Kenneth was wounded in Germany during the Battle of the Bulge and was the only sibling to receive The Purple Heart. During a cease fire, he was shot by a German sniper, whose bullet knocked out eight teeth.

There was one other sibling who did not serve in the military — Bernard’s twin sister, Bernidine “Beans” Padgett-Thompson.

Six were born in Genoa, delivered by next door neighbor Dr. Ed Skitteman, and the oldest two, Christine and Claude, were born in Natural Bridge, Virginia. All eight graduated from Genoa High School.

After the war, Elizabeth moved to Dearborn, Michigan, and her oldest boy of three children was a Marine wounded in Vietnam, but he survived. Elizabeth’s husband became the head of engineering for a major automobile company.

Chester worked for Libbey-Owens-Ford, and Kenneth and Bernard both worked for the Genoa Telephone Company. Kenny’s son, Kenny Jr., also served in Vietnam.

After his 30-year stint, Claude worked in Tennessee as a civilian electrician for the Navy.

Charles Padgett, 89, is the only one of the eight siblings still living today. Charles, who resides on Cherry Street in Genoa, continued after the war as a civilian working for the military. He was employed at the Rossford Depot until it closed, and then the Camp Perry Depot in Port Clinton until it closed, and then had a long career with the U.S. Post Office.

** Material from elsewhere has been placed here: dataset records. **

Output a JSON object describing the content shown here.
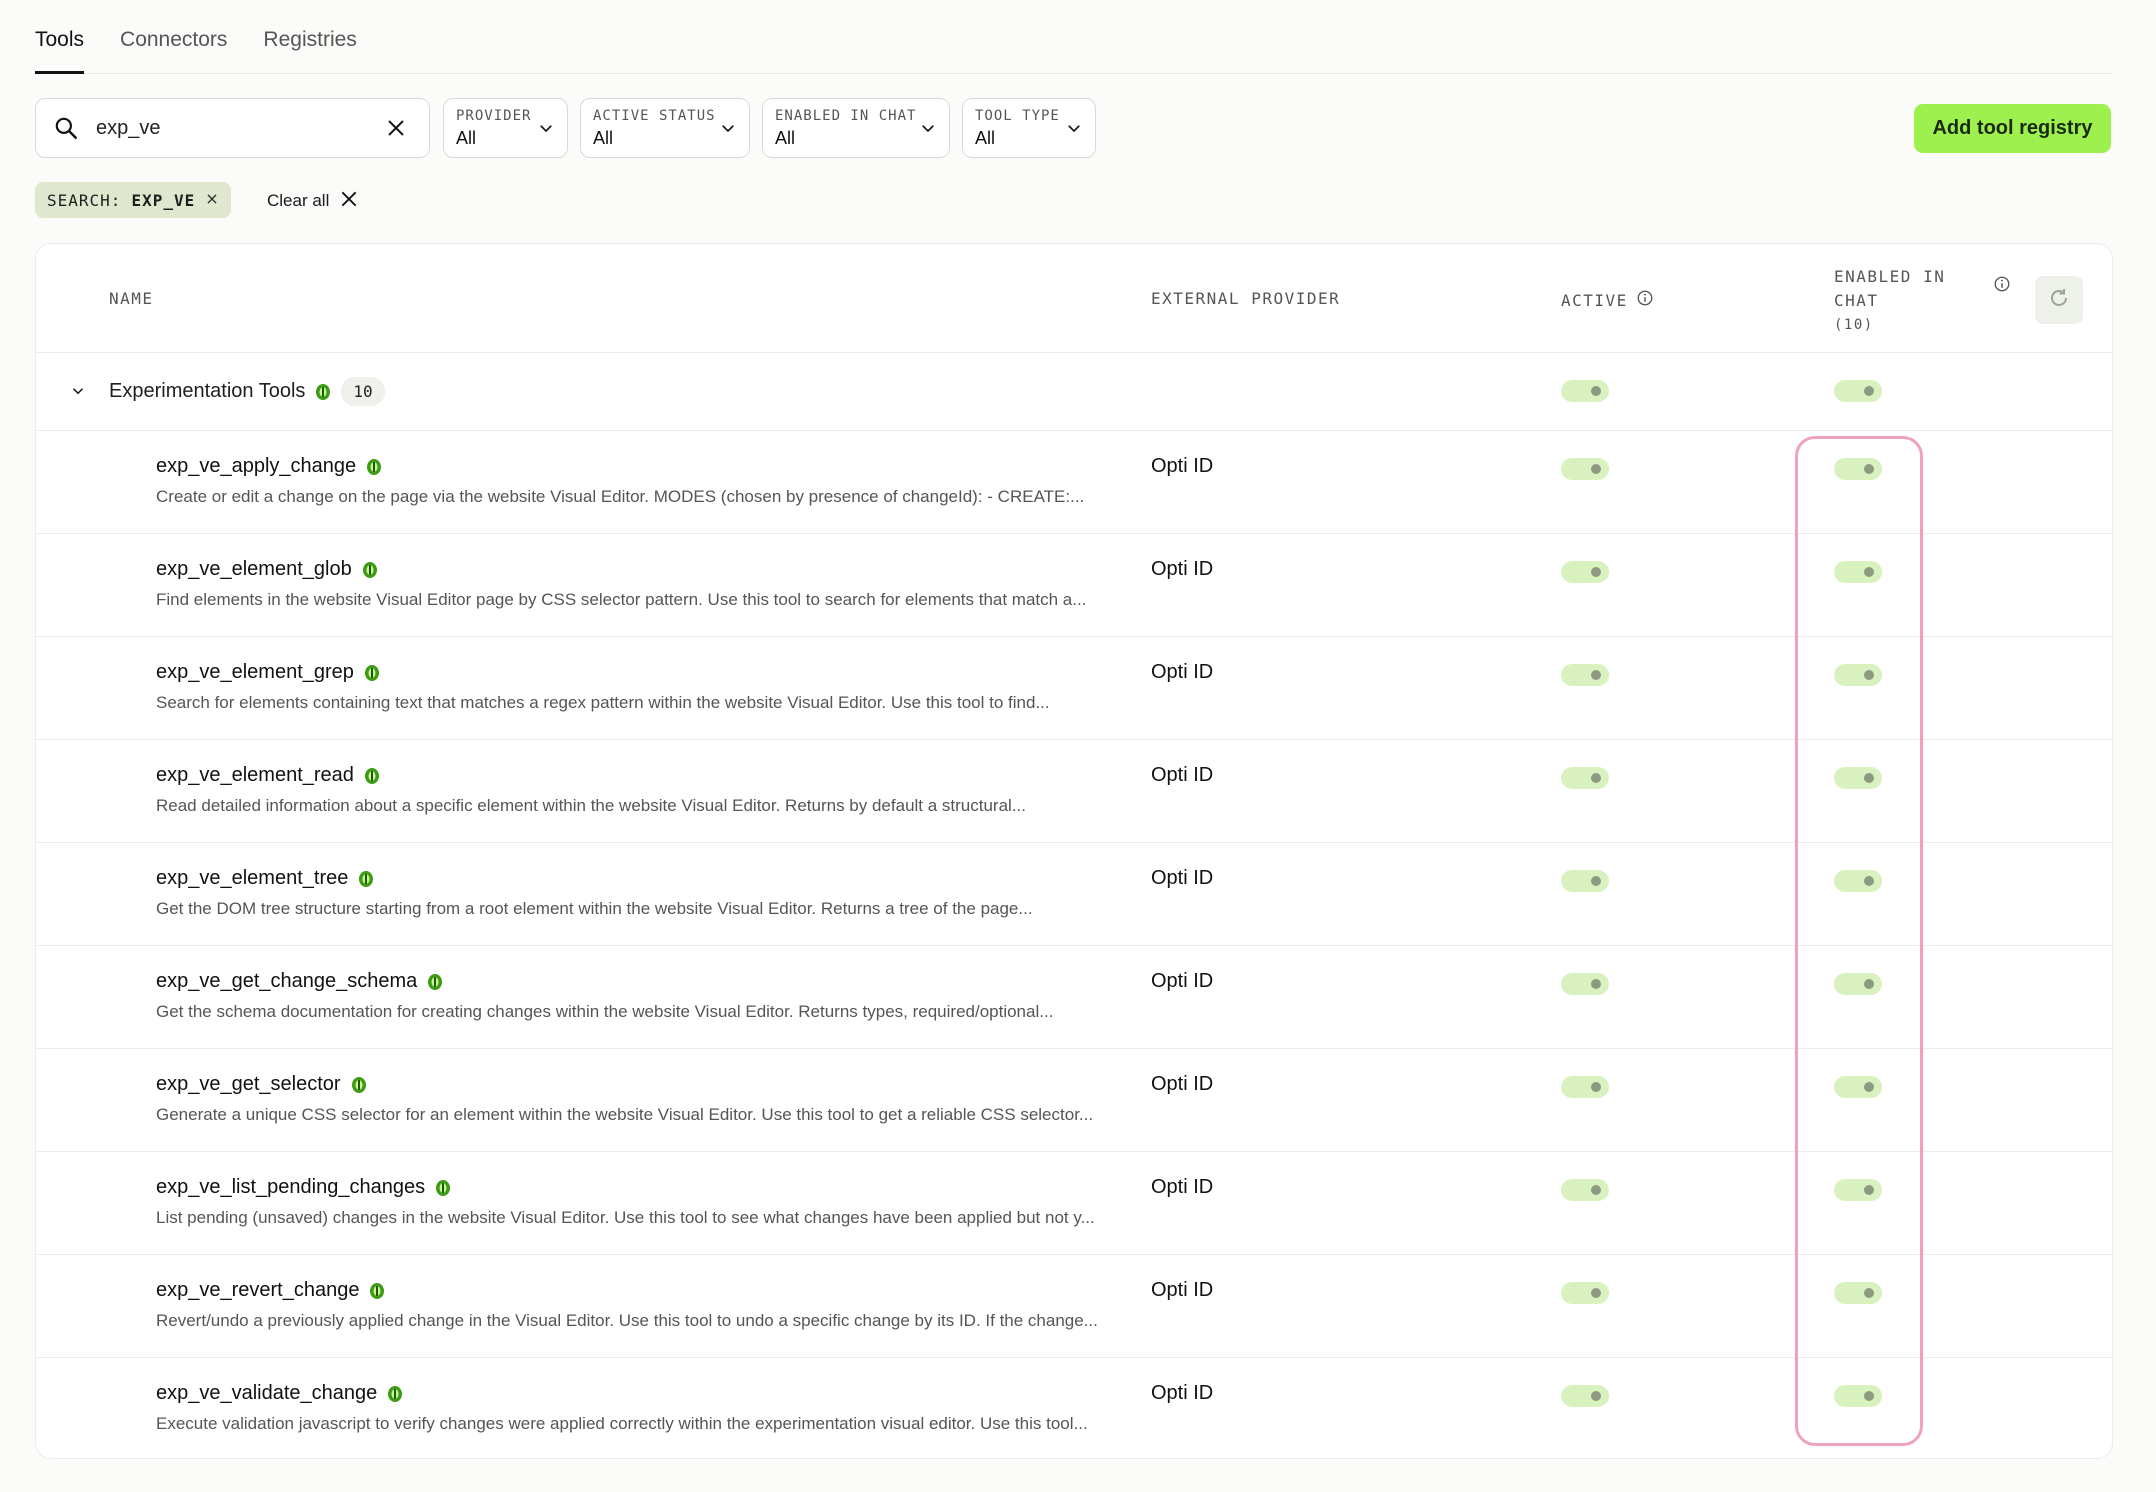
{
  "tabs": [
    {
      "label": "Tools",
      "active": true
    },
    {
      "label": "Connectors",
      "active": false
    },
    {
      "label": "Registries",
      "active": false
    }
  ],
  "search": {
    "value": "exp_ve"
  },
  "filters": [
    {
      "label": "PROVIDER",
      "value": "All"
    },
    {
      "label": "ACTIVE STATUS",
      "value": "All"
    },
    {
      "label": "ENABLED IN CHAT",
      "value": "All"
    },
    {
      "label": "TOOL TYPE",
      "value": "All"
    }
  ],
  "add_button": "Add tool registry",
  "chip": {
    "key": "SEARCH:",
    "value": "EXP_VE"
  },
  "clear_all": "Clear all",
  "table": {
    "headers": {
      "name": "NAME",
      "provider": "EXTERNAL PROVIDER",
      "active": "ACTIVE",
      "enabled_line1": "ENABLED IN",
      "enabled_line2": "CHAT",
      "enabled_count": "(10)"
    },
    "group": {
      "name": "Experimentation Tools",
      "count": "10"
    },
    "rows": [
      {
        "name": "exp_ve_apply_change",
        "desc": "Create or edit a change on the page via the website Visual Editor. MODES (chosen by presence of changeId): - CREATE:...",
        "provider": "Opti ID"
      },
      {
        "name": "exp_ve_element_glob",
        "desc": "Find elements in the website Visual Editor page by CSS selector pattern. Use this tool to search for elements that match a...",
        "provider": "Opti ID"
      },
      {
        "name": "exp_ve_element_grep",
        "desc": "Search for elements containing text that matches a regex pattern within the website Visual Editor. Use this tool to find...",
        "provider": "Opti ID"
      },
      {
        "name": "exp_ve_element_read",
        "desc": "Read detailed information about a specific element within the website Visual Editor. Returns by default a structural...",
        "provider": "Opti ID"
      },
      {
        "name": "exp_ve_element_tree",
        "desc": "Get the DOM tree structure starting from a root element within the website Visual Editor. Returns a tree of the page...",
        "provider": "Opti ID"
      },
      {
        "name": "exp_ve_get_change_schema",
        "desc": "Get the schema documentation for creating changes within the website Visual Editor. Returns types, required/optional...",
        "provider": "Opti ID"
      },
      {
        "name": "exp_ve_get_selector",
        "desc": "Generate a unique CSS selector for an element within the website Visual Editor. Use this tool to get a reliable CSS selector...",
        "provider": "Opti ID"
      },
      {
        "name": "exp_ve_list_pending_changes",
        "desc": "List pending (unsaved) changes in the website Visual Editor. Use this tool to see what changes have been applied but not y...",
        "provider": "Opti ID"
      },
      {
        "name": "exp_ve_revert_change",
        "desc": "Revert/undo a previously applied change in the Visual Editor. Use this tool to undo a specific change by its ID. If the change...",
        "provider": "Opti ID"
      },
      {
        "name": "exp_ve_validate_change",
        "desc": "Execute validation javascript to verify changes were applied correctly within the experimentation visual editor. Use this tool...",
        "provider": "Opti ID"
      }
    ]
  },
  "colors": {
    "accent": "#9ef04f",
    "toggle_bg": "#d9f1bf",
    "highlight": "#f0a2bd",
    "badge": "#3d9b14"
  }
}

Charles’ son, Mike Padgett, an athletic director and former basketball coach at Central Catholic, said while growing up he rarely heard a word about the war.

“The whole family didn’t talk a whole lot about that kind of stuff. They pretty much kept it to themselves unless you specifically asked them something, and I didn’t ask a lot of questions,” Mike said.

“For me, they were all good aunts and uncles, and it was very fortunate that they all were able to come home. (My father and I) went into completely different type careers, but I think I picked up his work ethic and those types of things.”

Jack Nissen, who Mike calls the family historian, found out when his Uncle Kenneth passed away about two years ago that some family members knew next to nothing about their parent’s military service.

“I did his eulogy, and his grandsons were all in their 20s, and they came up to me and said, ‘We didn’t know anything about this because he didn’t talk about it,’” Nissen said.

Jack Nissen’s mother, Christine, passed away in 1995, and Jack’s father, Lyle Nissen, passed away in 1994. Jack served in the National Guard before becoming a high school basketball and baseball coach at Rogers and Bowsher, principal at Fassett Junior High, and also a college professor before retiring.